Получив в конце года (скорее всего, 1934-го) направление на работу по линии Союзхлопкосбыта на Дальний Восток, Колодин зашел к Дмитриеву за инструкциями. Там много «своих людей», обнадежил его Дмитриев и при этом рекомендовал связаться «…с одним профессором во Владивостоке, фамилию которого я сейчас вспомнить не могу. Об этом профессоре Дмитриев и особенно его жена отзывались как о „своем человеке“ и характеризовали его как „преданного, надежного человека“, с которым необходимо установить связь. Дмитриев Г. Ф. указал мне также на то, что в Хабаровске находится бывший наркомтруд [Василий Владимирович Шмидт. – И. Х.], с которым было бы хорошо повстречаться». Колодин не спешил, однако, использовать полученные адреса и явки. «Шмидт действительно оказался в Хабаровске, но я почему-то не сумел с ним повидаться, а владивостокского профессора я не разыскивал». На Дальнем Востоке «я встречался лишь с Матвеевым Александром. Встреча эта произошла в момент моего проезда через станцию Иннокентьевскую, когда я ехал в гор. Хабаровск». Александр Владимирович Матвеев как секретный агент ОГПУ следил, вместе с Колодиным, за троцкистами на транспорте во время дискуссии с объединенной оппозицией. «Я встретил Матвеева на перроне станции и пригласил к себе в купе. Разговор с Матвеевым носил характер общих воспоминаний»[1333].
В конце 1934 года Колодин вернулся в Москву, вновь включился в активную троцкистскую работу: «Я собирал клеветническую информацию о политико-экономическом состоянии страны и снабжал ею Дмитриева, изыскивал способы наладить связь с кем-либо из работников ЦК ВКП(б) для получения информации о положении в ЦК». После событий 1 декабря 1934 года Колодину «бросилась в глаза чрезвычайная нервозность Дмитриева, которая проявлялась им в связи с убийством Кирова. Дмитриев в разговоре со мною выражал недовольство тем, что этот террористический акт был преждевременным и не рассчитанным, что он привел только к потере сил, в результате последовавшего разгрома троцкистско-зиновьевской организации в Ленинграде». В этот же раз Дмитриев, касаясь вопроса об улучшении материально-бытовых условий населения в СССР, утверждал, что «„все это свидетельствует лишь о том, что страна идет по пути государственного капитализма“. Присутствовавшая при разговоре Дмитриева Я. С. подала реплику: „следовательно, Преображенский прав“, на что Дмитриев Г. Ф. ответил: „Да, он, конечно, прав“»[1334].
Примерно в то же время в ходе допросов на Лубянке арестованный Е. А. Преображенский говорил сам за себя:
Темпы коллективизации взяты не по силам. Деревня отошла от середняцкого хозяйства и не освоила коллективное, а в результате резкое падение производительных сил сельского хозяйства; огромные продовольственные затруднения и ряд совершенно ненужных жестокостей в борьбе с кулачеством.
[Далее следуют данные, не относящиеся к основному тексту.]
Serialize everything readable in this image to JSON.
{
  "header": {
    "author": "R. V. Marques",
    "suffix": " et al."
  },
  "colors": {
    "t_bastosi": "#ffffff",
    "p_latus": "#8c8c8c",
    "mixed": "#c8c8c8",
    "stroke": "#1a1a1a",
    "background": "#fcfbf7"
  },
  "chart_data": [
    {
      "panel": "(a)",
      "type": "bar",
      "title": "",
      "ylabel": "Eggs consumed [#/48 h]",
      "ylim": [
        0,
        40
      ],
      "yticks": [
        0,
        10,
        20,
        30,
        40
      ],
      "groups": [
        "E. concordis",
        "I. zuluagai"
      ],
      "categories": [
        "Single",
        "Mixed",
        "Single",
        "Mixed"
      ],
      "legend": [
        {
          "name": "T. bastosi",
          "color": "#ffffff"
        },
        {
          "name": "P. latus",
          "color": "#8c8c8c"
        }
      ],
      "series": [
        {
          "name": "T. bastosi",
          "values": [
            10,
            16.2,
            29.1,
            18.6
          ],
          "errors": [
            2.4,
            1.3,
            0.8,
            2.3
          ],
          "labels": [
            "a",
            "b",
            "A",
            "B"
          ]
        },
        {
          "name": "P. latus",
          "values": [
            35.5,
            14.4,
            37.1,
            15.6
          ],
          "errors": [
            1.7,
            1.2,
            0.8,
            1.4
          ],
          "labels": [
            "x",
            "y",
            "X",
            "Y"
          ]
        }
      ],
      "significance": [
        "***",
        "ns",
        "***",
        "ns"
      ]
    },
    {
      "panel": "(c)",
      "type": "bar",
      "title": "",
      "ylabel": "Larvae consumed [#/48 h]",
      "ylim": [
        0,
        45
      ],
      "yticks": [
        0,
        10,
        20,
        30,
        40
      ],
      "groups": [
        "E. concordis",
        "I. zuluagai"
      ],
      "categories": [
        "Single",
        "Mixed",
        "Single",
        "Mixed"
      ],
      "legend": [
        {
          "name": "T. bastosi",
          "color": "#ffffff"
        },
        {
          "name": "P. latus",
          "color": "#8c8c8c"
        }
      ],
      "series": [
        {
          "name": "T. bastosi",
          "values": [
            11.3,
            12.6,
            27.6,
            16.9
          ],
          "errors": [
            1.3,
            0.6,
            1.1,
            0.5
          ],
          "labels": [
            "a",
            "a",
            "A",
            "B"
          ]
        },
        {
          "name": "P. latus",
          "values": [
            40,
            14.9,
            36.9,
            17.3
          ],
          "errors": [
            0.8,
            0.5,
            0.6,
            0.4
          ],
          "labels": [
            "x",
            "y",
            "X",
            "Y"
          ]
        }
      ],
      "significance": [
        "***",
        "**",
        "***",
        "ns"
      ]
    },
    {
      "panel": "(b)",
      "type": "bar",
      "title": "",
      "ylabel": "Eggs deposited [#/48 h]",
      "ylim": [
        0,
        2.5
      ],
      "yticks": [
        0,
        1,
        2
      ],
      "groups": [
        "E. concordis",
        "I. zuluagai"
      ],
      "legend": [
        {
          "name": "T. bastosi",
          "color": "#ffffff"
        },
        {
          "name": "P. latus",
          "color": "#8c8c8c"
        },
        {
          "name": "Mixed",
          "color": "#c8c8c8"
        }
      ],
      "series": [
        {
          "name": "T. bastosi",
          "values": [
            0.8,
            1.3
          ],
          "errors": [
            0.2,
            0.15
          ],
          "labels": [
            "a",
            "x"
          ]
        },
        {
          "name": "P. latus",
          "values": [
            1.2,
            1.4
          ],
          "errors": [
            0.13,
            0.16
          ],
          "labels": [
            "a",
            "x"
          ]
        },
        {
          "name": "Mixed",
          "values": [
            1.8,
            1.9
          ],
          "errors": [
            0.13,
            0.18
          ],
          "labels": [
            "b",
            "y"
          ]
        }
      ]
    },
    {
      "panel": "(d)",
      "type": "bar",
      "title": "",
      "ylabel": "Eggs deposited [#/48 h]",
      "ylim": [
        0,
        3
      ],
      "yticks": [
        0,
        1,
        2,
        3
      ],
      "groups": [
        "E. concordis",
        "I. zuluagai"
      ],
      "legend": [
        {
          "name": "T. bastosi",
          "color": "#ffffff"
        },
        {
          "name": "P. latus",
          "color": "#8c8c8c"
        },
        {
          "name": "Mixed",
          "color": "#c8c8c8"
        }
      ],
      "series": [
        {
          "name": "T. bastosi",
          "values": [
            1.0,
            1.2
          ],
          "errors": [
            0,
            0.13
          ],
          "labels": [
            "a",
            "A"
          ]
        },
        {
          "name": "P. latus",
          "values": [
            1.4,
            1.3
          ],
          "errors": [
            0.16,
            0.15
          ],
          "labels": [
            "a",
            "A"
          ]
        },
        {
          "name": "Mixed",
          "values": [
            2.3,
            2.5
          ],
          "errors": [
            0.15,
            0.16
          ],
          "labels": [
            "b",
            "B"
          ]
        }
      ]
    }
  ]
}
<…> В результате невыполнение плана капиталовложений, срыв сроков ряда строек, сокращение личного потребления рабочих, перенапряжение в труде и как результат – общее ухудшение материального положения пролетариата.
Неверная политика в Коминтерне, приводящая к изоляции компартии в борьбе с фашизмом, особенно в Германии.
Невыносимый партийный режим, при котором невозможно обсуждение ни одного больного вопроса, волнующего страну.
На идеологическом фронте – полнейший застой. Это результат политики ЦК, которая доводит дисциплину мысли до централизации мысли и, культивируя бездарности, задерживает всякое умственное развитие молодежи[1335].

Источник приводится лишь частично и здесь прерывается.